We have proposed a reconfigurable high speed and very economical Rapid Single Flux Quantum (RSFQ) superconducting logic design based on the Fast Fourier Transform (FFT) Processor. We have designed a 256 – point FFT processor with the help of a bit-slicing block sharing unit. RSFQ is one of the superconducting device logics comprises of Josephson Junction. The computation complexity of this superconducting FFT is less when the number of points increased. We have proposed three different designs depending on the split radix FFT, the bit-serial radix 2 FFT, and the mixed radix FFT algorithms. The proposed design will slice the 256 – point FFT into eight 32 – point FFT each and each 32 – point FFT is divided into eight 4 – point FFT each for the reduction in hardware cost. For complex multiplication, the computation complexity of our design will be less than N/2 Log₂ N for the radix 2 algorithm based on the Block share processing Unit (BSPU) and further, it is reduced for split radix & mixed radix algorithms based on BSPU based RSFQ logic. Due to this, the speed of the processor is improvised compared to general FFT algorithm based semiconductor technology. we have computed and calculated the latency at 10 GHz for our designs. The main aim of this proposed design is to reduce the complex computation time and better performance of the processor with less hardware cost. This proposed design can furthermore continue to several N² – point by using synchronous clock tree.

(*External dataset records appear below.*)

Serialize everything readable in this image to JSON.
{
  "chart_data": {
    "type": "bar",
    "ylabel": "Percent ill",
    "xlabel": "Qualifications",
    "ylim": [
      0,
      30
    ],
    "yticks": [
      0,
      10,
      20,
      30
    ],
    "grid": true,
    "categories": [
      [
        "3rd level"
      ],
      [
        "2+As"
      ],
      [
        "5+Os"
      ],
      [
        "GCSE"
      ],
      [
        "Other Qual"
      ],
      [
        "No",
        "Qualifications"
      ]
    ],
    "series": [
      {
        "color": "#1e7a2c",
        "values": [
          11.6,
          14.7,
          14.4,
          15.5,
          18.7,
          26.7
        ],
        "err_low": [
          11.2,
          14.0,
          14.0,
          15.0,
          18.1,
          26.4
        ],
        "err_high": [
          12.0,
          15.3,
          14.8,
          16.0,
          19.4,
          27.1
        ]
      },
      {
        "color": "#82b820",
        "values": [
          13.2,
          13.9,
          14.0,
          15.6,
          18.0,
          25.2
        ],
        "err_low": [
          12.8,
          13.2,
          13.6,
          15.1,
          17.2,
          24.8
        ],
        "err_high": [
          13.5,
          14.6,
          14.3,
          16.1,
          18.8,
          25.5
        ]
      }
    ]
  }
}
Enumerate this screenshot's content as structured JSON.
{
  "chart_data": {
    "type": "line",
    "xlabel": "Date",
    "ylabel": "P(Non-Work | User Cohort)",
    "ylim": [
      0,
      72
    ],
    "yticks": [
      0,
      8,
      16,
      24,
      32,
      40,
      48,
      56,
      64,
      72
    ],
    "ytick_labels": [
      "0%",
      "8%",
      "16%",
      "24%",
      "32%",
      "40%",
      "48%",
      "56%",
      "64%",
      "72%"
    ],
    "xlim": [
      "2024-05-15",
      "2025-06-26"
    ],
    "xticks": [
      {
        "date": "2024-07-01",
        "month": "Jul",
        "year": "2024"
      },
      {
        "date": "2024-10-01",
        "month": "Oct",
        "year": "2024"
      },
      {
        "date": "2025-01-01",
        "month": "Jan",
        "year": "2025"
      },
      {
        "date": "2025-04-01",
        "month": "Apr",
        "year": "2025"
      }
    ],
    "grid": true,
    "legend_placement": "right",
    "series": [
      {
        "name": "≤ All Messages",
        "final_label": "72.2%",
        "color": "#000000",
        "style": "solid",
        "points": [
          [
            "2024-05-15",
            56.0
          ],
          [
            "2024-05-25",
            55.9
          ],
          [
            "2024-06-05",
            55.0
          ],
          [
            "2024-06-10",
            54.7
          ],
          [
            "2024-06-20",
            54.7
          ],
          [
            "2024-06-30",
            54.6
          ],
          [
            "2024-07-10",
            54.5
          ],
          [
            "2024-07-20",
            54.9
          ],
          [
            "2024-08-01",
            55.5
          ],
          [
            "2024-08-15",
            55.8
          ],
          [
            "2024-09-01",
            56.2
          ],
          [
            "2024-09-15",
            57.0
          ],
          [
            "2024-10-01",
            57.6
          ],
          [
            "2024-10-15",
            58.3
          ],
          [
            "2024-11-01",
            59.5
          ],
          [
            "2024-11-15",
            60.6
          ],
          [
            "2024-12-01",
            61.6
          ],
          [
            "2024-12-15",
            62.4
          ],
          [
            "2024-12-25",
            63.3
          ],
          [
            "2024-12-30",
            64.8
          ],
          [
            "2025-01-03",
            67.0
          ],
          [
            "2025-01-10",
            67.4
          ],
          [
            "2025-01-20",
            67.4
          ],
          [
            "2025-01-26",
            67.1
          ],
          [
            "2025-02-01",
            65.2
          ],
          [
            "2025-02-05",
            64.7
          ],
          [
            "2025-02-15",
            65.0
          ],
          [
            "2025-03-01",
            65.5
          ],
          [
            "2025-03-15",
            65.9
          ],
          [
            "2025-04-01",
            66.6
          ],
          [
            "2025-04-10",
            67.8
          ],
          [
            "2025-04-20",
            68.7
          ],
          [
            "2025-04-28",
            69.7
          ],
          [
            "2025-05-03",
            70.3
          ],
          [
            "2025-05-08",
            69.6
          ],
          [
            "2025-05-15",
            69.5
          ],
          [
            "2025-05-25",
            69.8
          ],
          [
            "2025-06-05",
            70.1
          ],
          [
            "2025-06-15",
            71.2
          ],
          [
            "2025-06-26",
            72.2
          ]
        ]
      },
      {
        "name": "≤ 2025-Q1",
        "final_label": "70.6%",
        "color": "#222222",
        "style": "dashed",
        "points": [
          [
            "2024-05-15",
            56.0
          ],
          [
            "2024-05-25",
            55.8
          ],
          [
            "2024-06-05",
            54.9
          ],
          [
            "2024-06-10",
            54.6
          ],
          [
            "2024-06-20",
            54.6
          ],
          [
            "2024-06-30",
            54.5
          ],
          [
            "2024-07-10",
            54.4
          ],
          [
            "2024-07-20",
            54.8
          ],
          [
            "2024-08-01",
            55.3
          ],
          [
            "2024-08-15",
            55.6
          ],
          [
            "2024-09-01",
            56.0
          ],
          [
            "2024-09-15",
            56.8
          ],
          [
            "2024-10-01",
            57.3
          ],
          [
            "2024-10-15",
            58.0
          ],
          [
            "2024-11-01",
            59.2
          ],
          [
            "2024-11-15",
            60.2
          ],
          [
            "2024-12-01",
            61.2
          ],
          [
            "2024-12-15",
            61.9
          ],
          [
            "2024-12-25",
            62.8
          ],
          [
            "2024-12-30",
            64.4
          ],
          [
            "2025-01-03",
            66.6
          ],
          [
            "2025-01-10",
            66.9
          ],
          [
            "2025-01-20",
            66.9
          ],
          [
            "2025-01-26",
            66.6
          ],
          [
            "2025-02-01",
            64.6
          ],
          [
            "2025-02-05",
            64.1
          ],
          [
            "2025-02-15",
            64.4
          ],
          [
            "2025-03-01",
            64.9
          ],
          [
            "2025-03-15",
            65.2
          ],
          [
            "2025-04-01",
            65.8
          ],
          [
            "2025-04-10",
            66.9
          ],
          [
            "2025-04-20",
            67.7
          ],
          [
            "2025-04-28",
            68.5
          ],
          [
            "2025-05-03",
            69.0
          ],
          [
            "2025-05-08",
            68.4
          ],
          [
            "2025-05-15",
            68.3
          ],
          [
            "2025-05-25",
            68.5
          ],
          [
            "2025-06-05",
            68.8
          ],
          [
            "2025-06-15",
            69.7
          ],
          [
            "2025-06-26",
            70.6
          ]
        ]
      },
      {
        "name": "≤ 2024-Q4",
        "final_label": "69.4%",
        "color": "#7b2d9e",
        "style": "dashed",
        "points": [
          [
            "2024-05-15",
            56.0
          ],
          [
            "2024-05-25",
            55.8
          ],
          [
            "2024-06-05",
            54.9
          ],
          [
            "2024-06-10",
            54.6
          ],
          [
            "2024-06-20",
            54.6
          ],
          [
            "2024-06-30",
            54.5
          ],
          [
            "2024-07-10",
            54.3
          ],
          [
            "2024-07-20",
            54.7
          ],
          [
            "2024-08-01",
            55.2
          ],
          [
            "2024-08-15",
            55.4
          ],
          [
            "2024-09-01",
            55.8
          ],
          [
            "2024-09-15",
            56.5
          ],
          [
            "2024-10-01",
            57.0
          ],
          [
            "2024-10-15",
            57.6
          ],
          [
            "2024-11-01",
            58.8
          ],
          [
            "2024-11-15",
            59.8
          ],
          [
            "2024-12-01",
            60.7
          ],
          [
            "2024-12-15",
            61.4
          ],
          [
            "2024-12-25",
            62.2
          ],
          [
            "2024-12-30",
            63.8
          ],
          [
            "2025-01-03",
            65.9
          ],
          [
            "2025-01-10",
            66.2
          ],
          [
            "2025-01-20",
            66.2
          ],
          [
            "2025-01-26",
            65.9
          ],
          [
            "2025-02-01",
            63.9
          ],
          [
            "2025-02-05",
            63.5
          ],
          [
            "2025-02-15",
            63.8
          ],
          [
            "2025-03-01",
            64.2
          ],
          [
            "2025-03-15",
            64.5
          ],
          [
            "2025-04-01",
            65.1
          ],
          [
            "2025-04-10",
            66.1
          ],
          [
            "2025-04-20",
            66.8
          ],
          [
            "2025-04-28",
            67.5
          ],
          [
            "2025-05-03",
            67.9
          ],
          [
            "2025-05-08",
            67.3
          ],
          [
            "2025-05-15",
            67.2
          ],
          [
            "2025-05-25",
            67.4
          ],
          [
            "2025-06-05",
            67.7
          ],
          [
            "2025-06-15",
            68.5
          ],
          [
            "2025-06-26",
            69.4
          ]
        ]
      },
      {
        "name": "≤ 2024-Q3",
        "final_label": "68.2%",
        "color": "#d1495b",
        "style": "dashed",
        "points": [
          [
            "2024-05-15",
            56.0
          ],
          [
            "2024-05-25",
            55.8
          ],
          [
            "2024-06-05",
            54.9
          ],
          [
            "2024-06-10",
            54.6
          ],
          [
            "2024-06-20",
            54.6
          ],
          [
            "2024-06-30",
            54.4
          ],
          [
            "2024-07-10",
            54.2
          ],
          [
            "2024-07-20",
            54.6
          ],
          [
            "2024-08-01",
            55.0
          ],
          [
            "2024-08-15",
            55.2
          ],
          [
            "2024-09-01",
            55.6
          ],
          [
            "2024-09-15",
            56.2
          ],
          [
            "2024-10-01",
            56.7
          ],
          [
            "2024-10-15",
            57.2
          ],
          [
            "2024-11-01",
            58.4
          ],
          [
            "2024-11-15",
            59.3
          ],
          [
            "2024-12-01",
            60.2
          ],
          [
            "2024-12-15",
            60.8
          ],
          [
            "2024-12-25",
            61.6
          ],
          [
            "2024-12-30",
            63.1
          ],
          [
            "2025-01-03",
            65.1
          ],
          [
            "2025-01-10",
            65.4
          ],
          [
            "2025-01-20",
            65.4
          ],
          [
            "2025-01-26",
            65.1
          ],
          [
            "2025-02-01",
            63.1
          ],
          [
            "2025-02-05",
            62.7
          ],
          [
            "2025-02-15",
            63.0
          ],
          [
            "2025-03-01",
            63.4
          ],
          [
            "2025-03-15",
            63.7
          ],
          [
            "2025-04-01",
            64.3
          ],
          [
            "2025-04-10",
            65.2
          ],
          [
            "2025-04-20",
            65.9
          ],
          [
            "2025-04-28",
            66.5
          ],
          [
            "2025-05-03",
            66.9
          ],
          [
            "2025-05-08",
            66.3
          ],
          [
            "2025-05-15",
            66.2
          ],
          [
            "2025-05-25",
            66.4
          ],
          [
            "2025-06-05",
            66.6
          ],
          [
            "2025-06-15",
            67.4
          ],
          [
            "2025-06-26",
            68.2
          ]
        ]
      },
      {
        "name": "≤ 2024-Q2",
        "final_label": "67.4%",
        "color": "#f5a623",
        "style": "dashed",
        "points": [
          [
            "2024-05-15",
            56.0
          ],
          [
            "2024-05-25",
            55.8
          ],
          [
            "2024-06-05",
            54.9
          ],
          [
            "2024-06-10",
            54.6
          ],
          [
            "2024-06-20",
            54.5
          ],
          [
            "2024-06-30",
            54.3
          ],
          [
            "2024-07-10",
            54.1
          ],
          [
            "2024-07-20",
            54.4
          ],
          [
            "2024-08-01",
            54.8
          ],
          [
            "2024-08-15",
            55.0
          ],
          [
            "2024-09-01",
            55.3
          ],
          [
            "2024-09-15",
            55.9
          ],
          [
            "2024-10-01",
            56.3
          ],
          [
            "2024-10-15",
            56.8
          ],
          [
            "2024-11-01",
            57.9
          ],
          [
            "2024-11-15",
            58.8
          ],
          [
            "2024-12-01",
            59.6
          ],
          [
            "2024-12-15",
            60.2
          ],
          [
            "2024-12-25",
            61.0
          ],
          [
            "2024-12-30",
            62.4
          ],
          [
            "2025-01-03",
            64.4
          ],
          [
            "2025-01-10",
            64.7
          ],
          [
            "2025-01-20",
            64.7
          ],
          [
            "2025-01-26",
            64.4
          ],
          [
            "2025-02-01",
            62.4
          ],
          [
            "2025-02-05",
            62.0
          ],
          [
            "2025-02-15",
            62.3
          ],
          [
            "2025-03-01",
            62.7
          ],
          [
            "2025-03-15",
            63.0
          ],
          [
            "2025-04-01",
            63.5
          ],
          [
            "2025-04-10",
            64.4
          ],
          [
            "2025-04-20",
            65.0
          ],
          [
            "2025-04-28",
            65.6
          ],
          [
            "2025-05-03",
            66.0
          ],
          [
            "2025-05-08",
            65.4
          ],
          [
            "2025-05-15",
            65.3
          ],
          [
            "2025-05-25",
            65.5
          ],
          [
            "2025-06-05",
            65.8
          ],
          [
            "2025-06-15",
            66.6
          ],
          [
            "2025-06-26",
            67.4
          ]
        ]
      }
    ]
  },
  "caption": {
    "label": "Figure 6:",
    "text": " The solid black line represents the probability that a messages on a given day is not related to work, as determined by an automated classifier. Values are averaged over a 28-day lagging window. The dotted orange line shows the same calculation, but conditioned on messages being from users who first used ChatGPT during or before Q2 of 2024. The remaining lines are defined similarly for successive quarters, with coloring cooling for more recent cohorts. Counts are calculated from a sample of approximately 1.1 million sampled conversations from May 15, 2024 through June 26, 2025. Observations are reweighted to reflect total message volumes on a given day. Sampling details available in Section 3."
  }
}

我们提出了一种基于快速傅立叶变换（FFT）处理器的可重构高速，非常经济的快速单通量量子（RSFQ）超导逻辑设计。我们借助位分块共享单元设计了一个256点FFT处理器。RSFQ是构成约瑟夫逊结的超导设备逻辑之一。当点数增加时，该超导FFT的计算复杂度降低。根据拆分基数FFT，位串行基数2 FFT和混合基数FFT算法，我们提出了三种不同的设计。拟议的设计将256点FFT分成8个32点FFT，每个32点FFT分为8个4点FFT，以降低硬件成本。对于复杂的乘法，₂ N用于基于块共享处理单元（BSPU）的基数2算法，此外，对于基于基于BSPU的RSFQ逻辑的拆分基数和混合基数算法，它减少了2N。因此，与基于常规FFT算法的半导体技术相比，处理器的速度有所提高。我们已经为我们的设计计算并计算了10 GHz的延迟。提出的设计的主要目的是减少复杂的计算时间并以更少的硬件成本获得更好的处理器性能。通过使用同步时钟树，该提议的设计还可以继续到几个N ² –点。